David Abiker est un journaliste et chroniqueur français. Connu pour sa revue de presse sur Europe 1 et ses interventions sur Canal+, il a eu une première carrière dans les ressources humaines, notamment comme DRH de la Monnaie de Paris. Il est également très actif sur les réseaux sociaux, où il commente l’actualité du monde du travail avec humour sous le pseudonyme de « DRH défroqué ».
Pourquoi David Abiker a-t-il changé de carrière ?
Le changement de carrière de David Abiker a été déclenché par un diagnostic de cancer en 2005. Cette épreuve l’a convaincu de quitter la sécurité de son poste de DRH pour se consacrer entièrement à sa passion pour l’écriture et les médias. Il a alors saisi l’opportunité de devenir chroniqueur à plein temps, d’abord sur France Info, pour ne plus avoir de regrets.
Qu’est-ce que le « DRH défroqué » ?
Le « DRH défroqué » est le personnage que David Abiker incarne sur le réseau social professionnel LinkedIn. Fort de son expérience passée en tant que directeur des ressources humaines, il utilise ce compte pour publier des chroniques et des réflexions décalées sur la vie en entreprise, le management, le recrutement et les angoisses professionnelles, en adoptant un ton libre et souvent humoristique.

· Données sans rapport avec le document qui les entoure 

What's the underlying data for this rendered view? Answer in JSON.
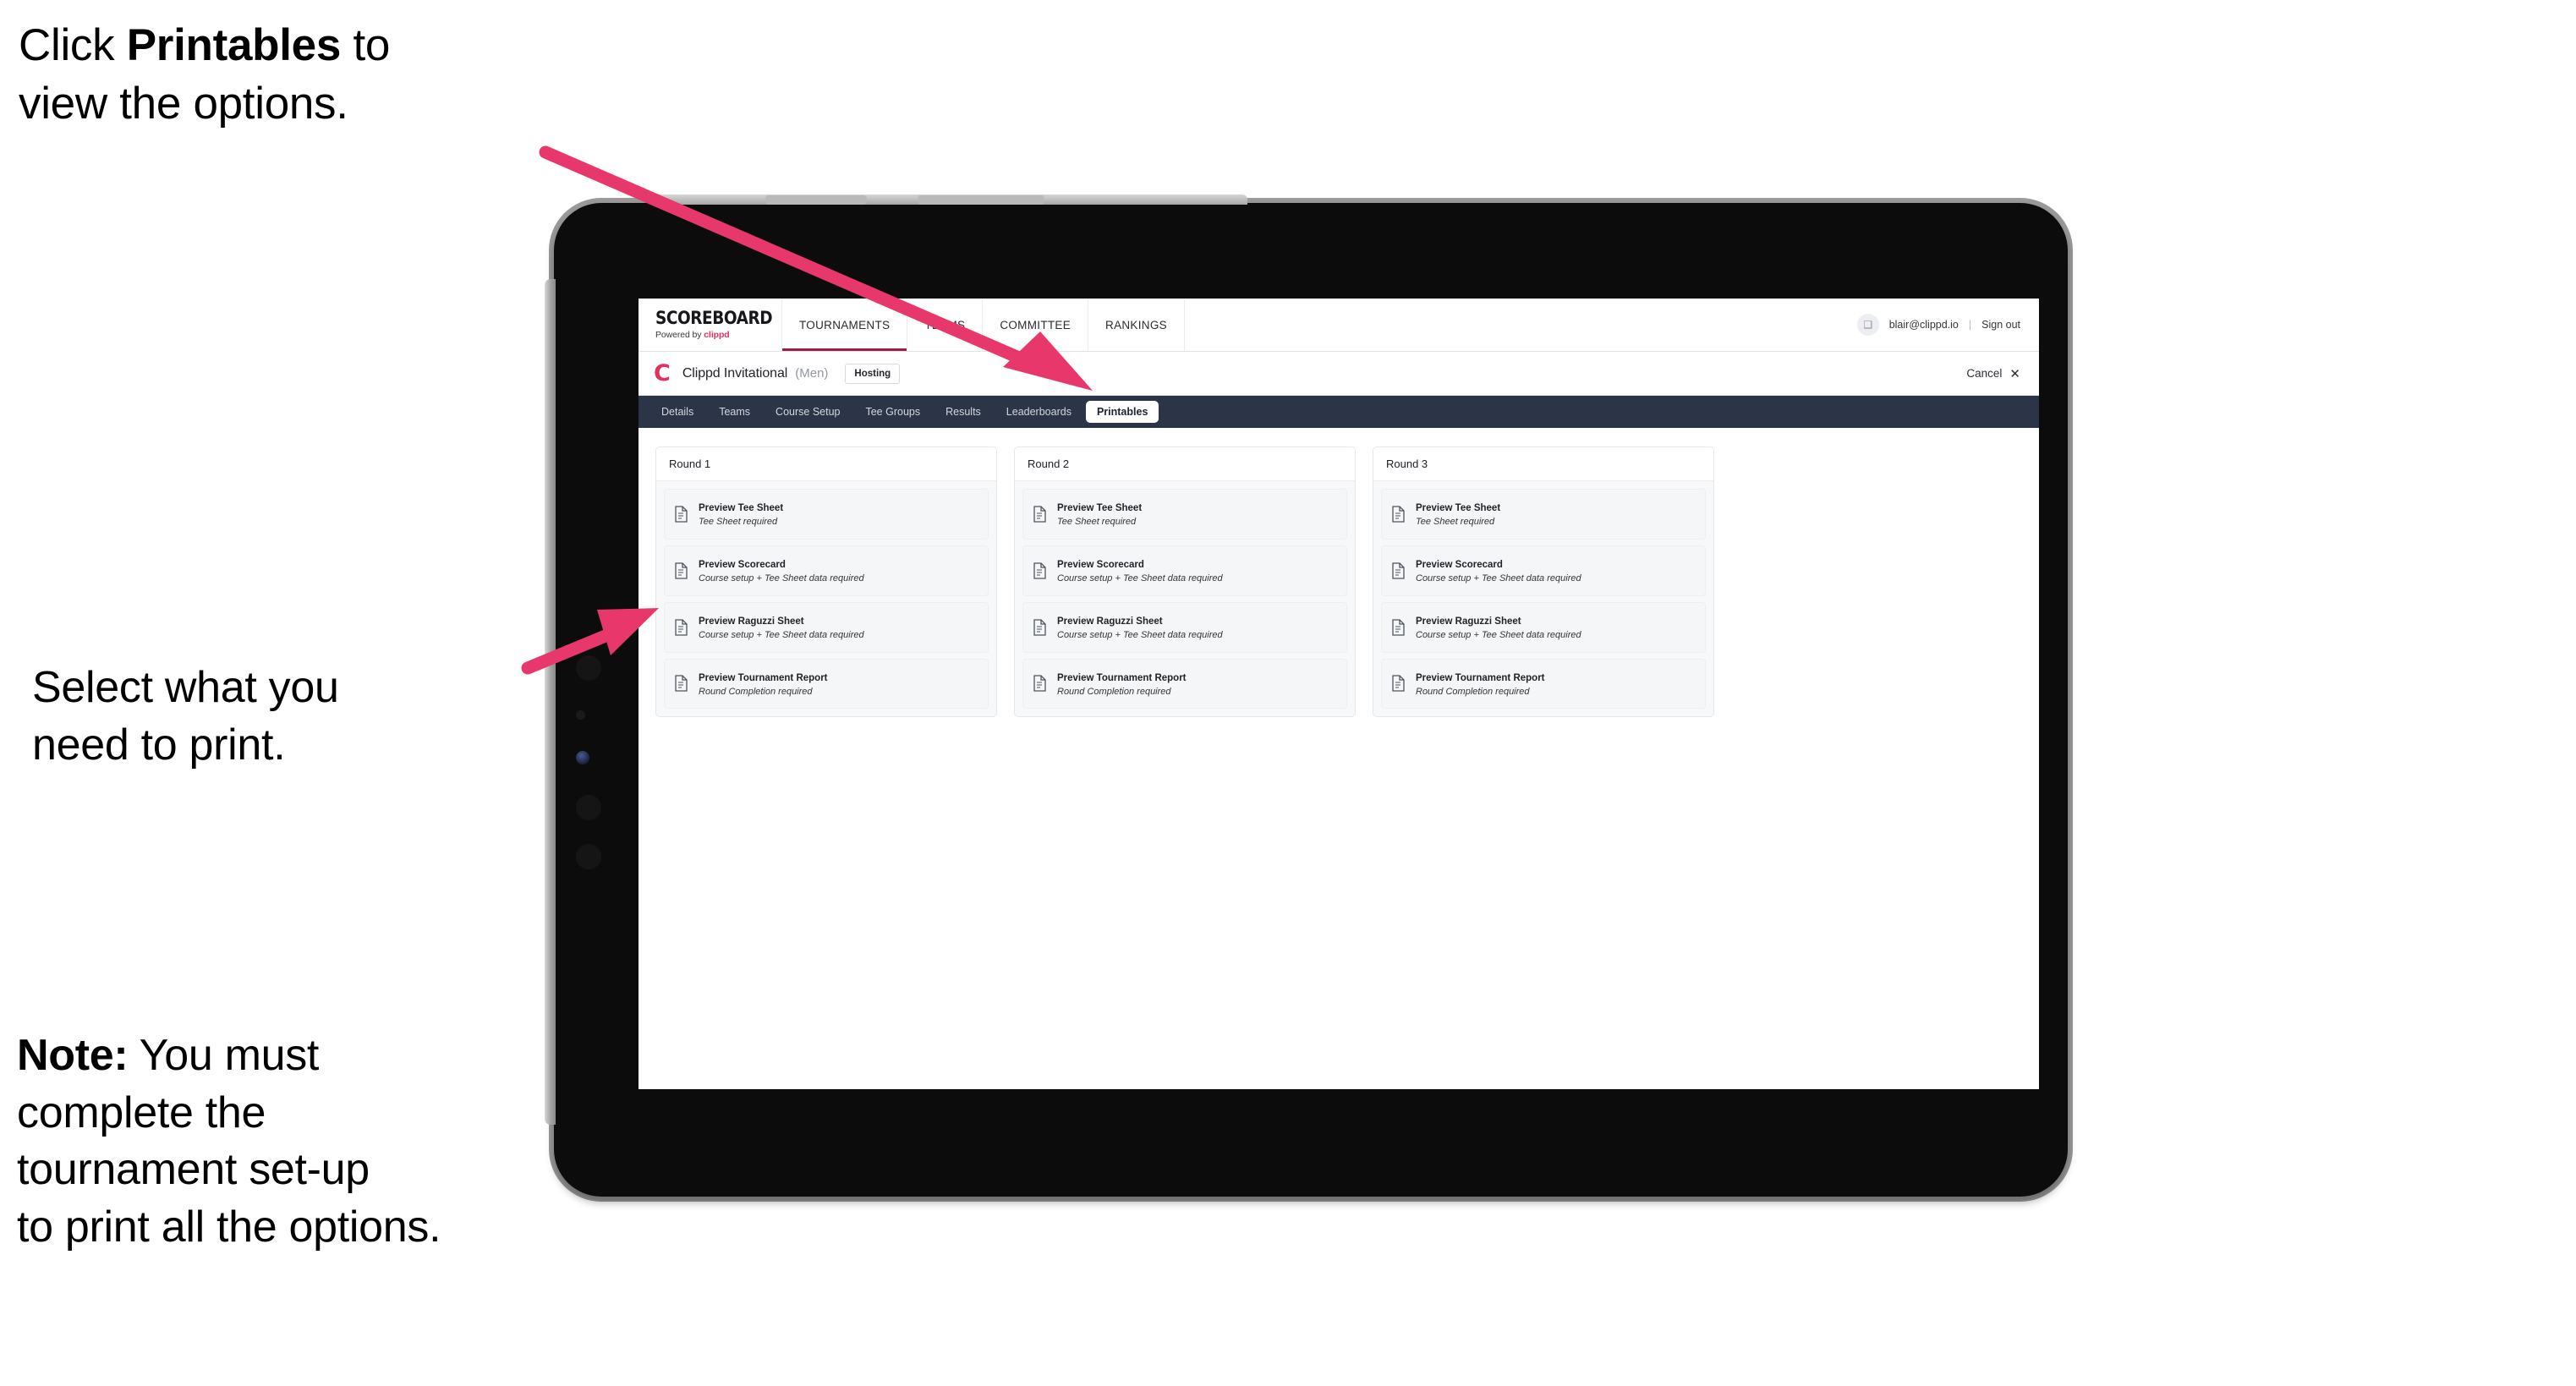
{
  "annotations": {
    "click_printables": {
      "prefix": "Click ",
      "bold": "Printables",
      "suffix": " to\nview the options."
    },
    "select_print": "Select what you\n need to print.",
    "note": {
      "bold": "Note:",
      "text": " You must\ncomplete the\ntournament set-up\nto print all the options."
    }
  },
  "colors": {
    "arrow": "#E8376B",
    "brand_pink": "#E0315C",
    "subnav_bg": "#2B3547",
    "active_underline": "#9D1F45"
  },
  "app": {
    "logo": {
      "word": "SCOREBOARD",
      "powered_prefix": "Powered by ",
      "powered_brand": "clippd"
    },
    "topnav": [
      {
        "label": "TOURNAMENTS",
        "active": true
      },
      {
        "label": "TEAMS",
        "active": false
      },
      {
        "label": "COMMITTEE",
        "active": false
      },
      {
        "label": "RANKINGS",
        "active": false
      }
    ],
    "account": {
      "avatar_glyph": "❑",
      "email": "blair@clippd.io",
      "separator": "|",
      "sign_out": "Sign out"
    },
    "tournament": {
      "mark": "C",
      "name": "Clippd Invitational",
      "gender": "(Men)",
      "badge": "Hosting",
      "cancel_label": "Cancel",
      "cancel_icon": "✕"
    },
    "subtabs": [
      {
        "label": "Details",
        "active": false
      },
      {
        "label": "Teams",
        "active": false
      },
      {
        "label": "Course Setup",
        "active": false
      },
      {
        "label": "Tee Groups",
        "active": false
      },
      {
        "label": "Results",
        "active": false
      },
      {
        "label": "Leaderboards",
        "active": false
      },
      {
        "label": "Printables",
        "active": true
      }
    ],
    "rounds": [
      {
        "title": "Round 1",
        "items": [
          {
            "title": "Preview Tee Sheet",
            "sub": "Tee Sheet required"
          },
          {
            "title": "Preview Scorecard",
            "sub": "Course setup + Tee Sheet data required"
          },
          {
            "title": "Preview Raguzzi Sheet",
            "sub": "Course setup + Tee Sheet data required"
          },
          {
            "title": "Preview Tournament Report",
            "sub": "Round Completion required"
          }
        ]
      },
      {
        "title": "Round 2",
        "items": [
          {
            "title": "Preview Tee Sheet",
            "sub": "Tee Sheet required"
          },
          {
            "title": "Preview Scorecard",
            "sub": "Course setup + Tee Sheet data required"
          },
          {
            "title": "Preview Raguzzi Sheet",
            "sub": "Course setup + Tee Sheet data required"
          },
          {
            "title": "Preview Tournament Report",
            "sub": "Round Completion required"
          }
        ]
      },
      {
        "title": "Round 3",
        "items": [
          {
            "title": "Preview Tee Sheet",
            "sub": "Tee Sheet required"
          },
          {
            "title": "Preview Scorecard",
            "sub": "Course setup + Tee Sheet data required"
          },
          {
            "title": "Preview Raguzzi Sheet",
            "sub": "Course setup + Tee Sheet data required"
          },
          {
            "title": "Preview Tournament Report",
            "sub": "Round Completion required"
          }
        ]
      }
    ]
  }
}
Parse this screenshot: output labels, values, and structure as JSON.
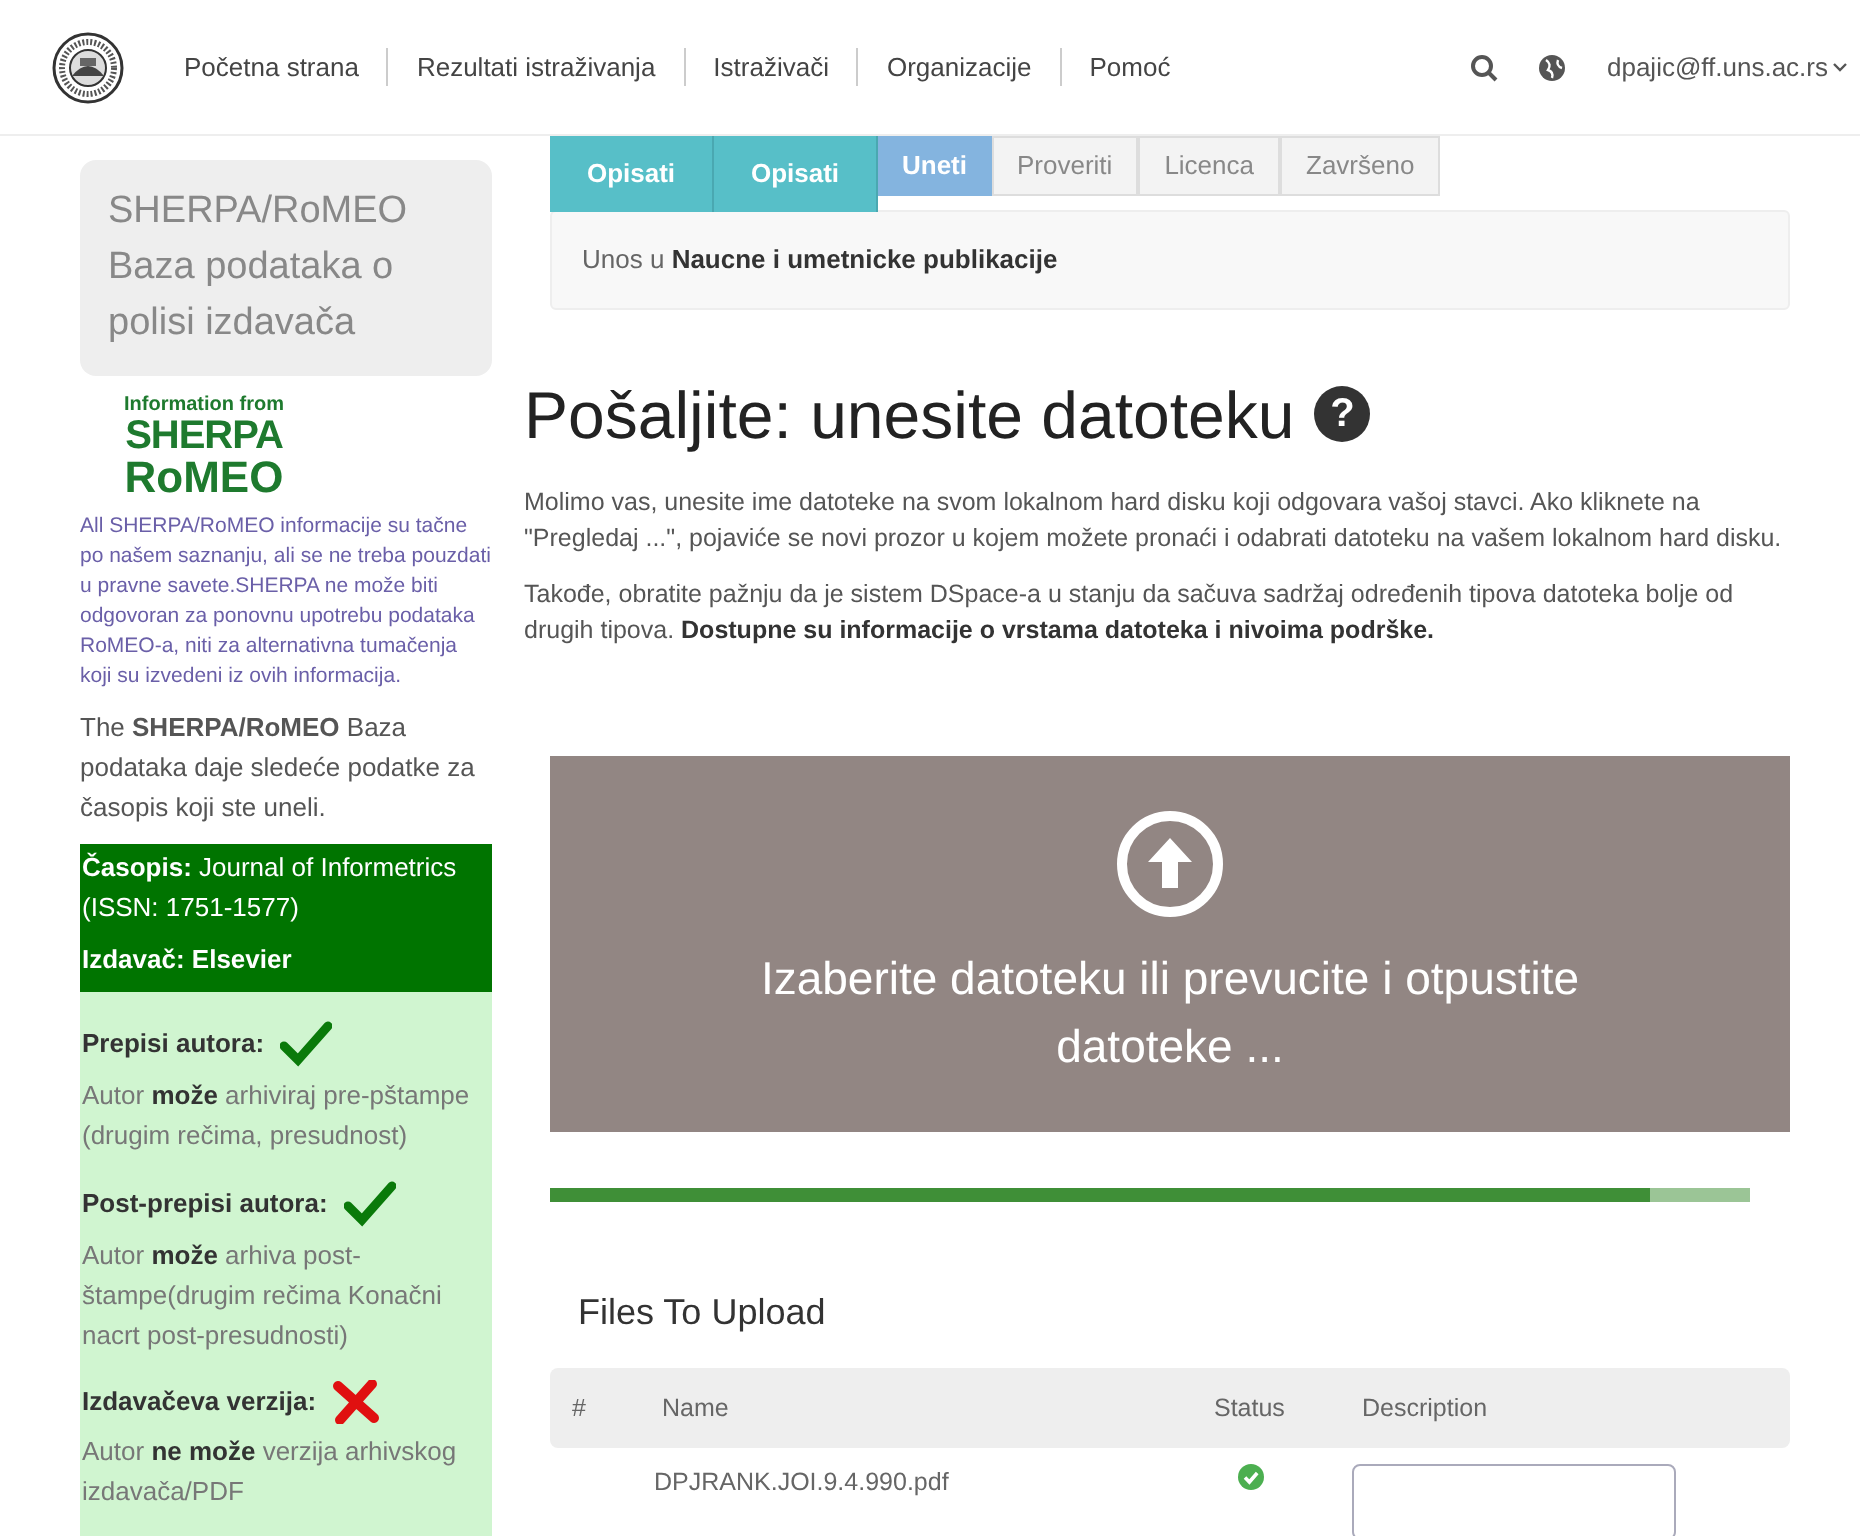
{
  "nav": {
    "items": [
      "Početna strana",
      "Rezultati istraživanja",
      "Istraživači",
      "Organizacije",
      "Pomoć"
    ],
    "user": "dpajic@ff.uns.ac.rs"
  },
  "sidebar": {
    "title": "SHERPA/RoMEO Baza podataka o polisi izdavača",
    "logo": {
      "top": "Information from",
      "line_1": "SHERPA",
      "line_2": "RoMEO"
    },
    "disclaimer": "All SHERPA/RoMEO informacije su tačne po našem saznanju, ali se ne treba pouzdati u pravne savete.SHERPA ne može biti odgovoran za ponovnu upotrebu podataka RoMEO-a, niti za alternativna tumačenja koji su izvedeni iz ovih informacija.",
    "intro": "The **SHERPA/RoMEO** Baza podataka daje sledeće podatke za časopis koji ste uneli.",
    "journal": "**Časopis:** Journal of Informetrics (ISSN: 1751-1577)",
    "publisher": "Izdavač: Elsevier",
    "policies": [
      {
        "label": "Prepisi autora:",
        "kind": "allowed",
        "text": "Autor **može** arhiviraj pre-pštampe (drugim rečima, presudnost)"
      },
      {
        "label": "Post-prepisi autora:",
        "kind": "allowed",
        "text": "Autor **može** arhiva post-štampe(drugim rečima Konačni nacrt post-presudnosti)"
      },
      {
        "label": "Izdavačeva verzija:",
        "kind": "forbidden",
        "text": "Autor **ne može** verzija arhivskog izdavača/PDF"
      }
    ]
  },
  "steps": [
    {
      "label": "Opisati",
      "selected": false,
      "completed": true
    },
    {
      "label": "Opisati",
      "selected": false,
      "completed": true
    },
    {
      "label": "Uneti",
      "selected": true,
      "completed": false
    },
    {
      "label": "Proveriti",
      "selected": false,
      "completed": false
    },
    {
      "label": "Licenca",
      "selected": false,
      "completed": false
    },
    {
      "label": "Završeno",
      "selected": false,
      "completed": false
    }
  ],
  "collection": "Unos u **Naucne i umetnicke publikacije**",
  "heading": "Pošaljite: unesite datoteku",
  "help_icon": "?",
  "paragraphs": [
    "Molimo vas, unesite ime datoteke na svom lokalnom hard disku koji odgovara vašoj stavci. Ako kliknete na \"Pregledaj ...\", pojaviće se novi prozor u kojem možete pronaći i odabrati datoteku na vašem lokalnom hard disku.",
    "Takođe, obratite pažnju da je sistem DSpace-a u stanju da sačuva sadržaj određenih tipova datoteka bolje od drugih tipova. **Dostupne su informacije o vrstama datoteka i nivoima podrške.**"
  ],
  "dropzone": {
    "text": "Izaberite datoteku ili prevucite i otpustite datoteke ..."
  },
  "progress": {
    "level": 0.917
  },
  "files": {
    "title": "Files To Upload",
    "columns": [
      "#",
      "Name",
      "Status",
      "Description"
    ],
    "rows": [
      {
        "name": "DPJRANK.JOI.9.4.990.pdf",
        "uploaded": true
      }
    ]
  }
}
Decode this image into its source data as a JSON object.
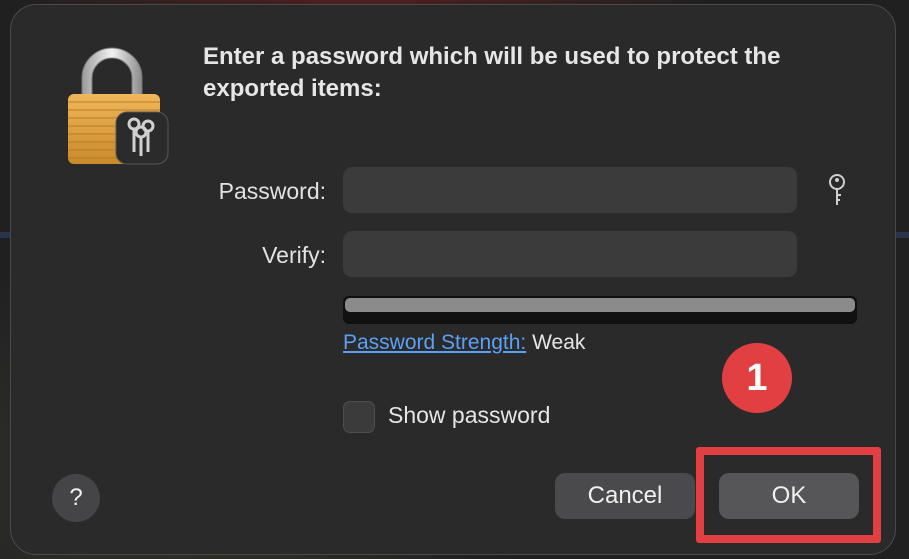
{
  "dialog": {
    "title": "Enter a password which will be used to protect the exported items:",
    "password_label": "Password:",
    "password_value": "",
    "verify_label": "Verify:",
    "verify_value": "",
    "password_strength_link": "Password Strength:",
    "password_strength_value": "Weak",
    "password_strength_level": 0.0,
    "show_password_label": "Show password",
    "show_password_checked": false,
    "help_label": "?",
    "cancel_label": "Cancel",
    "ok_label": "OK"
  },
  "annotation": {
    "step_number": "1",
    "color": "#e23f43"
  },
  "icons": {
    "lock": "keychain-lock-icon",
    "key": "password-assistant-key-icon"
  }
}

Comment David Abiker utilise-t-il les réseaux sociaux ?
David Abiker utilise les réseaux sociaux comme une extension de son travail de chroniqueur et un laboratoire de création. Sur LinkedIn, il analyse le monde du travail. Sur Instagram ou Twitter, il partage son quotidien, ses lectures, et s’amuse à créer des personnages comme Franck François, un chanteur parodique. Pour lui, c’est un moyen d’élargir son audience et d’expérimenter de nouvelles formes de narration.
Quelle est la routine de David Abiker pour sa revue de presse sur Europe 1 ?
Pour sa revue de presse matinale, David Abiker suit une discipline stricte. Il se lève à 3h du matin, arrive à la station vers 4h, et prépare sa chronique pour une diffusion en direct. Après l’émission, il rentre chez lui pour dormir jusqu’à midi. L’après-midi est consacrée à ses autres activités, comme sa chronique sur Canal+, et à des moments de détente essentiels à son équilibre, comme sa promenade quotidienne au bois de Boulogne.